Anhedönia’s lyrical prowess shines through on “Willoughby Tucker, I’ll Always Love You,” with tracks like the sweeping ballad “Nettles” exploring insecurities and fears within love. The song features the poignant lines, “Lay me down where the trees bend low / Put me down where the greenery stings / I can hear them singing / To love me is to suffer me.” The sprawling 15-minute closer, “Waco, TX,” also delivers devastating lines, including, “I’ve been picking names for our children / You’ve been wondering how you’re gonna feed them.”

The album’s pace is deliberately languid, potentially influenced by Cain‘s experimental drone project, “Perverts.” Despite its introspective nature and extended instrumental passages, “Willoughby Tucker” is seen as a challenging yet rewarding work, rich in longing, loss, and desire, and distinct within the contemporary music landscape.

The album art for Ethel Cain’s ‘Willoughby Tucker, I’ll Always Love You’.

Navigating Controversy and Artistic Growth

Cain has recently addressed past controversies, including offensive teenage posts for which she apologized, and earlier comments about her fanbase.

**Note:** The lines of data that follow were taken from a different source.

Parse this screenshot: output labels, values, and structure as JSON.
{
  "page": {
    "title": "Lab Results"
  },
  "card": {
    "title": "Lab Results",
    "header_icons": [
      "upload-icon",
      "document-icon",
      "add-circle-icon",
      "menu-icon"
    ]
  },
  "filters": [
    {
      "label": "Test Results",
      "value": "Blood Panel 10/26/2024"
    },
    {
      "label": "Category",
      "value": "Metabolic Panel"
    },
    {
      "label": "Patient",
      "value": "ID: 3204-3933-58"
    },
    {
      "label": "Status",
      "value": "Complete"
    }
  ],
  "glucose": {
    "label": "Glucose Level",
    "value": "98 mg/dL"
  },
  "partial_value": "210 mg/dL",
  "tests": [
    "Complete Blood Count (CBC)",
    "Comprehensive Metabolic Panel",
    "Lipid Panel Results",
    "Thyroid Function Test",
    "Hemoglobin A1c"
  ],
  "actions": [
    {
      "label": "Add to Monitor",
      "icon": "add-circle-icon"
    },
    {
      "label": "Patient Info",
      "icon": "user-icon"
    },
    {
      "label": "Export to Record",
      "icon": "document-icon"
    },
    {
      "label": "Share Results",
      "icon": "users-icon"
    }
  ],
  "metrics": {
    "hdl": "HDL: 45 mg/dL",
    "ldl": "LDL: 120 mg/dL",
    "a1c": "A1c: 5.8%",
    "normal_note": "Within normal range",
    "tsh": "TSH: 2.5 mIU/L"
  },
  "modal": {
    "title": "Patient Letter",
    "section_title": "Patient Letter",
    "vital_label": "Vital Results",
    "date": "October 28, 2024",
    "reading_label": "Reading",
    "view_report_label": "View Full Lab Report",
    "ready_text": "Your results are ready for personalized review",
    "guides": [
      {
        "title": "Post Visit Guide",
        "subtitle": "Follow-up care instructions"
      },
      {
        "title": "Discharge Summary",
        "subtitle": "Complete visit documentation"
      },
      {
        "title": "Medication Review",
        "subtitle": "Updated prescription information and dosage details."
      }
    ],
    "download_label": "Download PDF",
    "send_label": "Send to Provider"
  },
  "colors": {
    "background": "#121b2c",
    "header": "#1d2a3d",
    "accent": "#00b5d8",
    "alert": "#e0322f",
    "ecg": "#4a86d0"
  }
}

She has expressed acceptance of her inability to control public reception, stating, “At the end of the day, you make what you make and you put it out and people can do what they want with it.” This sentiment appears reflected in the self-assured, though still complex, presentation of “Willoughby Tucker, I’ll Always Love You,” an album that, while not seeking to alienate, remains a thorny and layered artistic statement.

This newfound comfort with her artistic expression aligns with the album’s exploration of personal history. As of July 2024, streaming platforms indicate that listener engagement with artists like Ethel Cain continues to grow, with over 15 million monthly listeners on Spotify globally tuning into artists exploring genre-bending sounds and deeply personal narratives.